Small molecules designed to attack this process include Bayer’s BAY 43–9006‚ an oral drug currently in phase I testing. “We are very encouraged by the phase I results and plan to evaluate BAY 43–9006 in phase II studies in a variety of cancer types‚ including colorectal‚” says Dr. Humphrey. BAY 43–9006 inhibits an enzyme involved in the cancer signaling process‚ called Raf kinase.

“Raf kinase is thought to be an important growth signal in many cancers‚” says Dr. Humphrey. But she cautions that more than one signaling compound may need to be inhibited to achieve full and complete cancer inhibition. Also‚ these cell growth cascades may be normal and important for blood vessel and blood cell formation. “If you inhibit too many of them or too many fundamental ones‚ toxicity could develop‚” she cautions.

Echoing opinions about most of the other new colorectal cancer drugs‚ Dr. Humphrey adds that it is uncertain the extent to which any of the therapies under evaluation will‚ if ultimately approved by the FDA‚ be used as a single agent or in combination with other agents. “This is true for all small molecule inhibitors in development today‚” she says. “And it’s very important not to overanalyze results from any phase I trial for any drug.”
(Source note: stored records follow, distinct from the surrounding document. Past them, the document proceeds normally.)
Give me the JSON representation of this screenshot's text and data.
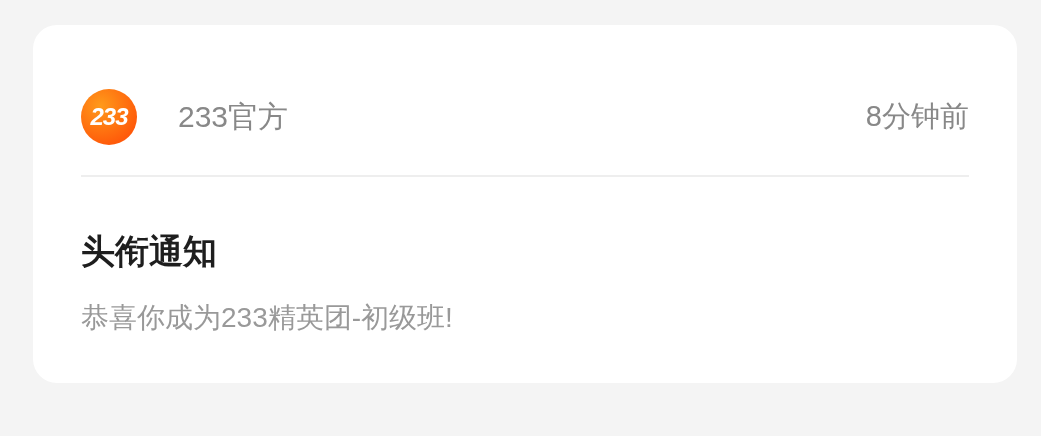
{
  "message": {
    "logo_text": "233",
    "sender": "233官方",
    "time": "8分钟前",
    "title": "头衔通知",
    "body": "恭喜你成为233精英团-初级班!"
  }
}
Patients in these trials may not represent what the drug will do in the general pool of people with colorectal cancer‚ explaining why additional studies are necessary.

Two other small molecule drugs of interest in colorectal cancer‚ Tarceva® (erlotinib or OSI–774) and Iressa® (gefitinib or ZD1839)‚ and one monoclonal antibody‚ ABX–EGF‚ also target the EGFR. As with Erbitux‚ they might have potential efficacy only for those cancer cells that possess the EGFR. Unlike Erbitux‚ however‚ Tarceva and Iressa are oral medicines.

Prevention Still Essential
“When colorectal cancer does occur‚ the new drugs available now and the newer ones under development will continue to make treatment options better and safer for the people who need them‚” says Dr. Saltz. “But proper screening can make this preventable disease far less common.”